Take pity on the struggling, middle-aged crime writer. In the case of David Slavitt, his sales are nothing to shout about, younger rivals are coming up with ever more grisly plots, and his career-focused, academic wife doesn’t really think that working from home is a full-time job. And she might be having an affair. As a confessional account of the life of a crime writer, this novel is indispensable. But our fictional, rather ineffectual author doesn’t seem quite ready to kill off his wife’s academic colleagues who sneer at the detective novel; the story’s crime element is rather more subtle and depends on the blurring of fiction and reality as Slavitt gets further into his latest book.
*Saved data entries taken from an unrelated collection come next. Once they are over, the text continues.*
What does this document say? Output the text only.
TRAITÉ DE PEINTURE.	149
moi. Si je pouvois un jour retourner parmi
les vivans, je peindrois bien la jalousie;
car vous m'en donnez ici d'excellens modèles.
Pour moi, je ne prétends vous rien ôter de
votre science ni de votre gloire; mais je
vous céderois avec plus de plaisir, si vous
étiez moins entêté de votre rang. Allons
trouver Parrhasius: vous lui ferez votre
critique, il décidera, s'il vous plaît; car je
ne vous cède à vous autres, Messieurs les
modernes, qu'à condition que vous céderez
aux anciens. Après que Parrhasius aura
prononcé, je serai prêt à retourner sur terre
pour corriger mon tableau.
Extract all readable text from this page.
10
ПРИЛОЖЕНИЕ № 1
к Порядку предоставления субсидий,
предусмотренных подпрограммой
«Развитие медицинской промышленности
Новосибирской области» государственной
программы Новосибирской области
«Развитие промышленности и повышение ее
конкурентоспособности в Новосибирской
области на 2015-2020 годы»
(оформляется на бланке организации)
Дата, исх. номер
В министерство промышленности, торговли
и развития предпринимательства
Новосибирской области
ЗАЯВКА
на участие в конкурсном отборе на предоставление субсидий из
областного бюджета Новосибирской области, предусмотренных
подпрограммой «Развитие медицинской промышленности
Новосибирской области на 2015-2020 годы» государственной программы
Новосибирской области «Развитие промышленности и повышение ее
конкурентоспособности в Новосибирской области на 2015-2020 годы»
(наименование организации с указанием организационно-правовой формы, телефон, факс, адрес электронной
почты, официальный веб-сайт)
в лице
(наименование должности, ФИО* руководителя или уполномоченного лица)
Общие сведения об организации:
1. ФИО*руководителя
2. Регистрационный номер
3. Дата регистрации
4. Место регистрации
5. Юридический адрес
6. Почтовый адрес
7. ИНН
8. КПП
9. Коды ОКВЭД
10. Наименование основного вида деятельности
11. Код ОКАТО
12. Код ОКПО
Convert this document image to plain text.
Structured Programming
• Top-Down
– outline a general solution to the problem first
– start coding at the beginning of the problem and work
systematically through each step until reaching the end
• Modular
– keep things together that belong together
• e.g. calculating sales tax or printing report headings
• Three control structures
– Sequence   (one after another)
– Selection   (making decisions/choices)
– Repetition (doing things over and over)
As the police procedural he’s writing takes shape – My Criminal World’s chapters alternate between Slavitt’s humdrum life and his grisly book – he keeps spying a shadowy figure on the street and begins to believe the life he’s created with his wife and young children in suburban Norfolk is under threat. Perhaps he has a love rival ready to oust him, or maybe the danger is something that his subconscious has invented as some kind of psychological response to the travails of the mid-list author.
There are plenty of neat in-jokes in My Criminal World, including the unaccountable popularity of Slavitt in Latvia, where Sutton has also enjoyed success. He’s sharp, too, when it comes to lonely, obsessive fans, unglamorous award ceremonies and bullying agents. It’s a clever, captivating novel that will make you feel a little more sympathy towards the nation’s neglected crime writers.